Note: refer to the following materials for relevant contents of this paper:
1. Pavlo, Andrew & Curino, Carlo & Zdonik, Stan. (2012). Skew-aware automatic database partitioning in shared-nothing, parallel OLTP systems. Proceedings of the ACM SIGMOD International Conference on Management of Data. DOI: 10.1145/2213836.2213844.
2. Kemper, Alfons & Neumann, Thomas. (2011). HyPer: A hybrid OLTP&OLAP main memory database system based on virtual memory snapshots. Proceedings – International Conference on Data Engineering. 195-206. DOI: 10.1109/ICDE.2011.5767867.
3. Faerber, Frans & Kemper, Alfons & Larson, Per-Åke & Levandoski, Justin & Neumann, Tjomas & Pavlo, Andrew. (2017). Main Memory Database Systems. Foundations and Trends in Databases. 8. 1-130. DOI: 10.1561/1900000058.
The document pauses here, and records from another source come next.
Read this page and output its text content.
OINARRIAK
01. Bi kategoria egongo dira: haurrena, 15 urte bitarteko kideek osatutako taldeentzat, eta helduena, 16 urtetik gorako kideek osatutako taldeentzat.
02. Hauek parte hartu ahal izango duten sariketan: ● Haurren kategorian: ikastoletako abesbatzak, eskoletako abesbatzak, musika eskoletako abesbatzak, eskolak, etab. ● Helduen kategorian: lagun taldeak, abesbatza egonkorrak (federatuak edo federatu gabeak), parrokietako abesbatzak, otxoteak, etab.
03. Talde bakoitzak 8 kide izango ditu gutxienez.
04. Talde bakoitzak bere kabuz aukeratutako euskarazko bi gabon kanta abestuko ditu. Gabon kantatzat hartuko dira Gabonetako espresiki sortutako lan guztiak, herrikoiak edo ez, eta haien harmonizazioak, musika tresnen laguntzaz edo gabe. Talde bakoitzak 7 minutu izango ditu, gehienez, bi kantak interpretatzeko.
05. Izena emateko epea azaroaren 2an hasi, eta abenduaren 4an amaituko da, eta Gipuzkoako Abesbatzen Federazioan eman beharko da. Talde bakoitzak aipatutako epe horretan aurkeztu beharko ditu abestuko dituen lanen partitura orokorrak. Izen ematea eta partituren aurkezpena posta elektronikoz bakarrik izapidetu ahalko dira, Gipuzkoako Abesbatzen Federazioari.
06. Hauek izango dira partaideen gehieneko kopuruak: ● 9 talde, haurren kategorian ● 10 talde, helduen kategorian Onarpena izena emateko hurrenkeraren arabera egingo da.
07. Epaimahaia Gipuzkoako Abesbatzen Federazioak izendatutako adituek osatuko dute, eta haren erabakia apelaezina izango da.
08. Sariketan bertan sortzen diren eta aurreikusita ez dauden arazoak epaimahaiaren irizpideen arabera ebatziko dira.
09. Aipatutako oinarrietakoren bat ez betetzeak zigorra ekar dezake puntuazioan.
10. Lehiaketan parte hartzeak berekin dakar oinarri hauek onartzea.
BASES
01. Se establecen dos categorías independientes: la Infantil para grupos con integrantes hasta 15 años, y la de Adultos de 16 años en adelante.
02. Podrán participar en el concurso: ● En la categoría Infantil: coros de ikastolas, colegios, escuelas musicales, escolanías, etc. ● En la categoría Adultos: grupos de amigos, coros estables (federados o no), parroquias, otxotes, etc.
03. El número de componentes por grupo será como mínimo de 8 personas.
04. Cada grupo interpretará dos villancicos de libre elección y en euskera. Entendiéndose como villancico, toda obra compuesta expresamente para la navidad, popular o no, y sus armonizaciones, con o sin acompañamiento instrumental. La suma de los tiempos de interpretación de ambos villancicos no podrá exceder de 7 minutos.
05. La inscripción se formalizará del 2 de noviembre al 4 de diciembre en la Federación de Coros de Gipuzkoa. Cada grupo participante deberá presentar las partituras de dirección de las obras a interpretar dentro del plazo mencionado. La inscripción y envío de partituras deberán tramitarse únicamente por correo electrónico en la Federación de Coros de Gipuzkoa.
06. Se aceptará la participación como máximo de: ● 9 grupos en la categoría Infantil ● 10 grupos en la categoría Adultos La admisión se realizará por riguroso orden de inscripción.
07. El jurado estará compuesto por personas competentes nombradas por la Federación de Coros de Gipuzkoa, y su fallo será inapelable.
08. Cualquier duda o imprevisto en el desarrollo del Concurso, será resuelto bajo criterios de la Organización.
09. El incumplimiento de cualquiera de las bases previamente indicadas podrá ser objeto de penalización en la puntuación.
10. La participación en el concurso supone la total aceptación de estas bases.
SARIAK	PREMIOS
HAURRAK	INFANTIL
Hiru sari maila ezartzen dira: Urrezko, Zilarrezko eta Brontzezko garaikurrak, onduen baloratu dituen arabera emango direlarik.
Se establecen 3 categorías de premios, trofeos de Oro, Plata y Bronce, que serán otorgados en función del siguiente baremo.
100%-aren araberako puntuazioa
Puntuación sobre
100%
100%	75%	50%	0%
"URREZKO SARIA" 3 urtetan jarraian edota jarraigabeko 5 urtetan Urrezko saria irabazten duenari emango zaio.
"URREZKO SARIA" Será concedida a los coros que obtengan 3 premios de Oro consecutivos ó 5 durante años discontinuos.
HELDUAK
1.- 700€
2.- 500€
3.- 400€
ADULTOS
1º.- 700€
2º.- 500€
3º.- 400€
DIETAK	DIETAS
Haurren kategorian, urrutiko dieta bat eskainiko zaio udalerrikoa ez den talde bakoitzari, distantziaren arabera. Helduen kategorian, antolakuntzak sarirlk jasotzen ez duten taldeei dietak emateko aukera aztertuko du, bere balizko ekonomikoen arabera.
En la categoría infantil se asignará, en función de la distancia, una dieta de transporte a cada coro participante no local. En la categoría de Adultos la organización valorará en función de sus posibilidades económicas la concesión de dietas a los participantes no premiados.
- Sikka, Vishal & Färber, Franz & Lehner, Wolfgang & Cha, Sang & Peh, Thomas & Bornhövd, Christof. (2012). Efficient Transaction Processing in SAP HANA Database –The End of a Column Store Myth. DOI: 10.1145/2213836.2213946.
5. Diaconu, Cristian & Freedman, Craig & Ismert, Erik & Larson, Per-Åke & Mittal, Pravin & Stonecipher, Ryan & Verma, Nitin & Zwilling, Mike. (2013). Hekaton: SQL server’s memory-optimized OLTP engine. 1243-1254. DOI: 10.1145/2463676.2463710.